Obtaining a snapshot for READ CONSISTENCY is a very cheap action.
Caution

Setting ReadConsistency is set to 1 by default in firebird.conf.
Handling of Update Conflicts with READ CONSISTENCY

When a statement executes in a READ COMMITTED READ CONSISTENCY transaction, its database view is retained in a fashion similar to a SNAPSHOT transaction.This makes it pointless to wait for the concurrent transaction to commit, in the hope of being able to read the newly-committed record version.So, when a READ COMMITTED READ CONSISTENCY transaction reads data, it behaves similarly to a READ COMMITTED RECORD VERSION transaction: it walks the back versions chain looking for a record version visible to the current snapshot.

When an update conflict occurs, the behaviour of a READ COMMITTED READ CONSISTENCY transaction is different from READ COMMITTED RECORD VERSION.The following actions are performed:

  1. Transaction isolation mode is temporarily switched to READ COMMITTED NO RECORD VERSION.

  2. A write-lock is taken for the conflicting record.

  3. Remaining records of the current UPDATE/DELETE cursor are processed, and they are write-locked too.

  4. Once the cursor is fetched, all modifications performed since the top-level statement was started are undone, already taken write-locks for every updated/deleted/locked record are preserved, all inserted records are removed.

  5. Transaction isolation mode is restored to READ COMMITTED READ CONSISTENCY, a new statement-level snapshot is created, and the top-level statement is restarted.

This algorithm ensures that already updated records remain locked after restart, they are visible to the new snapshot, and could be updated again with no further conflicts.Also, due to READ CONSISTENCY nature, the modified record set remains consistent.

Note

  • This restart algorithm is applied to UPDATE, DELETE, SELECT WITH LOCK and MERGE statements, with or without the RETURNING clause, executed directly by a client application or inside a PSQL object (stored procedure/function, trigger, EXECUTE BLOCK, etc).

  • If an UPDATE/DELETE statement is positioned on an explicit cursor (using the WHERE CURRENT OF clause), then the step (3) above is skipped, i.e. remaining cursor records are not fetched and write-locked.

  • If the top-level statement is selectable and update conflict happens after one or more records were returned to the client side, then an update conflict error is reported as usual and restart is not initiated.

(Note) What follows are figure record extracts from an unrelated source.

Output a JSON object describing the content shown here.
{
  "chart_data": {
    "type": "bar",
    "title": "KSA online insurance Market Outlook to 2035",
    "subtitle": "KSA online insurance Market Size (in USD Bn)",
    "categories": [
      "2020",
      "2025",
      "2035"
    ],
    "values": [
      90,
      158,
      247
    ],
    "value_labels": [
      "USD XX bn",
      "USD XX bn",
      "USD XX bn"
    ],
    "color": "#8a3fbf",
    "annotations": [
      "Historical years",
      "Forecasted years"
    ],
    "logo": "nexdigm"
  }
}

  • Restart does not happen for statements executed inside autonomous blocks (IN AUTONOMOUS TRANSACTION DO …​).

  • After 10 unsuccessful attempts the restart algorithm is aborted, all write locks are released, transaction isolation mode is restored to READ COMMITTED READ CONSISTENCY, and an update conflict error is raised.

  • Any error not handled at step (3) above aborts the restart algorithm and statement execution continues normally.

  • UPDATE/DELETE triggers fire multiple times for the same record if the statement execution was restarted and the record is updated/deleted again.

  • Statement restart is usually fully transparent to client applications and no special actions should be taken by developers to handle it in any way.The only exception is the code with side effects that are outside the transactional control, for example:

    • usage of external tables, sequences or context variables

    • sending e-mails using UDF or UDR

    • usage of autonomous transactions or external queries

    and so on.Beware that such code could be executed more than once if update conflicts happen.

  • There is no way to detect whether a restart happened, but it could be done manually using code with side effects as described above, for example using a context variable.

  • Due to historical reasons, error isc_update_conflict is reported as the secondary error code, with the primary error code being isc_deadlock.